Among professional factors, beliefs about the harmfulness of posture and physical activities as being responsible for chronic low back pain were frequently cited and largely contributed to the “work-related” dimension. These results are in accordance with those from an increasing number of studies concerning the influence and consequences of pain-related fears and associated avoidance behavior in the development and maintenance of disabling low back pain. Self-reported feelings of disability and irrational and/or negative beliefs about pain such as kinesiophobia and fear avoidance have been associated with chronic evolution of low back pain. This the first report comparing the contribution of these risk factors with other risk factors.
As expected, a history of anxiety and depression largely contributed to the “psychological” dimension. Relationships with employers and co-workers, categorized as professional factors, also contributed to this dimension. Indeed, these variables could reflect more general behavioral attitudes with others than specific work-related attitudes.
The “health-related” dimension was the least important in this sample. This dimension concerned previously identified medical risk factors such as pain intensity or presence of sciatica at the onset of the current episode of low back pain, initial limitation of ADL, history of recurrent low back pain, absence from work due to low back pain before the current episode and history of lumbar spine surgery.
For the nonworking patients, multiple correspondence analysis revealed that general practitioners’ poor opinion of their patients’ general health status represents a dimension by itself. Poor general health status has already been reported as a risk factor of severity in several pathologic situations, but this is the first report to describe the contribution of this risk factor in terms of other risk factors. As was observed for working patients, for nonworking patients, the second and third dimensions were the “psychological” and “health-related” dimensions, with history of anxiety and depression largely contributing to the “psychological” dimension.”

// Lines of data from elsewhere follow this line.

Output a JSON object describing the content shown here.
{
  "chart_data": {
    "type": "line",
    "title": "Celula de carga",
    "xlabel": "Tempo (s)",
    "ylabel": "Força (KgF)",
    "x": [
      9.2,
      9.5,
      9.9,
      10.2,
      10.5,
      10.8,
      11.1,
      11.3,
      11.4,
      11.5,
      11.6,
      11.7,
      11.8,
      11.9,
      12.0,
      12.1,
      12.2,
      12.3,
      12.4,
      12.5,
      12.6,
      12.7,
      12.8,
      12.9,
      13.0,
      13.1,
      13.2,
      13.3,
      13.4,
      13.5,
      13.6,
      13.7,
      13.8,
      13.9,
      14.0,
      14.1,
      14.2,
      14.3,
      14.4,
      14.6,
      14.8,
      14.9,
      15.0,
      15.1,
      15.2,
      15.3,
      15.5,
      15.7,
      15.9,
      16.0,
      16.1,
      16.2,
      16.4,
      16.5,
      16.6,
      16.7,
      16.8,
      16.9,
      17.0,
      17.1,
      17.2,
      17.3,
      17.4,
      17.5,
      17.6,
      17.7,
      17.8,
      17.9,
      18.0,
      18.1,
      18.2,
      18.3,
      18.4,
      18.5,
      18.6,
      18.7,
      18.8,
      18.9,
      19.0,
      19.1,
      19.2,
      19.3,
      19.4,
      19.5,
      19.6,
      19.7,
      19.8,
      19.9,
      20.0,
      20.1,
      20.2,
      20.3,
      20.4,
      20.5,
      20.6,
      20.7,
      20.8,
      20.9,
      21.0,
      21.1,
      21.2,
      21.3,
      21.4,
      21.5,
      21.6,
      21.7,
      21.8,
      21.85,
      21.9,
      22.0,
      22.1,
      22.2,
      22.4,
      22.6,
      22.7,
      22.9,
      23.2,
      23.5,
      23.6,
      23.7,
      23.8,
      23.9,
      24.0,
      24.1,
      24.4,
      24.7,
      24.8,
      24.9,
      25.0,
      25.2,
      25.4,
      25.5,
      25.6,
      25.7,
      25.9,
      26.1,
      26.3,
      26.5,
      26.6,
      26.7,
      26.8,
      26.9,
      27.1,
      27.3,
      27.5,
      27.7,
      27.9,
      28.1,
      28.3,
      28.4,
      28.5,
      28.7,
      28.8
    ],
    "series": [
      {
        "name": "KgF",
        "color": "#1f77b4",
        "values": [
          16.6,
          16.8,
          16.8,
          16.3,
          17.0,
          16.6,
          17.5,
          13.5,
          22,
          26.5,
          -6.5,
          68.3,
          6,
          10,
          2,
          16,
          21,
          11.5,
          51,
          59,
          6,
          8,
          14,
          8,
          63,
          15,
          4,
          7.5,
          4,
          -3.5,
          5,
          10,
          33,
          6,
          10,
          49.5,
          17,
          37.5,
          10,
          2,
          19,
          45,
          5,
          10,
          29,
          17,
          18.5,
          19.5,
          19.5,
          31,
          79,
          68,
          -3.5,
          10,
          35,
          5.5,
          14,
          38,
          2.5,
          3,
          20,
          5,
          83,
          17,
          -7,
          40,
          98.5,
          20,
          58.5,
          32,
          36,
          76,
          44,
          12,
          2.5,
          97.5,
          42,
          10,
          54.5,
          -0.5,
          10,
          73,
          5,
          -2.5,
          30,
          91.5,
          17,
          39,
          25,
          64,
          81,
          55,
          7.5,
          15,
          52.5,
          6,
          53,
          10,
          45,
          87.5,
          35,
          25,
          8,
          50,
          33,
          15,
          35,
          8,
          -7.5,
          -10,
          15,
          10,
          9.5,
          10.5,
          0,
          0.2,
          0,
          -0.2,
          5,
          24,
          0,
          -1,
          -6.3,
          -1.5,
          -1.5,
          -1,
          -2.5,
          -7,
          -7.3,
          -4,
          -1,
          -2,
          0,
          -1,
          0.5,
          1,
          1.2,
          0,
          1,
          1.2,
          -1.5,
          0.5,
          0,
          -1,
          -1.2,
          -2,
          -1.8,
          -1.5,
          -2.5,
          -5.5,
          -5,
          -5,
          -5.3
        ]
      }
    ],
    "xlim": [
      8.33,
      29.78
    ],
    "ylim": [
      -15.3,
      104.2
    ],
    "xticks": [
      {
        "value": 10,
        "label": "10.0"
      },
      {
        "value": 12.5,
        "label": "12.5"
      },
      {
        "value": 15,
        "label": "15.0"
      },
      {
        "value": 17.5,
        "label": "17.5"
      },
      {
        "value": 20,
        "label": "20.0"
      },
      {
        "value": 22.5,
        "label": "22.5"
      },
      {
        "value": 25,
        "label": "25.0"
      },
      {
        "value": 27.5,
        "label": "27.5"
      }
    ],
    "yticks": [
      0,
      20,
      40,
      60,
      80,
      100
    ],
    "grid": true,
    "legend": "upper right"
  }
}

The results shed light on the interrelation and respective contribution of several previously identified risk factors for chronic low back pain. They suggest that risk factors representing a “work-related” dimension are the most important risk factors for chronic low back pain in the working population. Among these factors, patients’ job satisfaction and job recognition largely contribute to this dimension and must be considered in prospective studies. Such feelings about professional conditions in low back pain patients should be systematically recorded and taken into account by professionals. As previously recommended by the European guidelines for the management of low back pain, educational and behavioral therapy programs on these topics should be proposed and evaluated in chronic low back pain.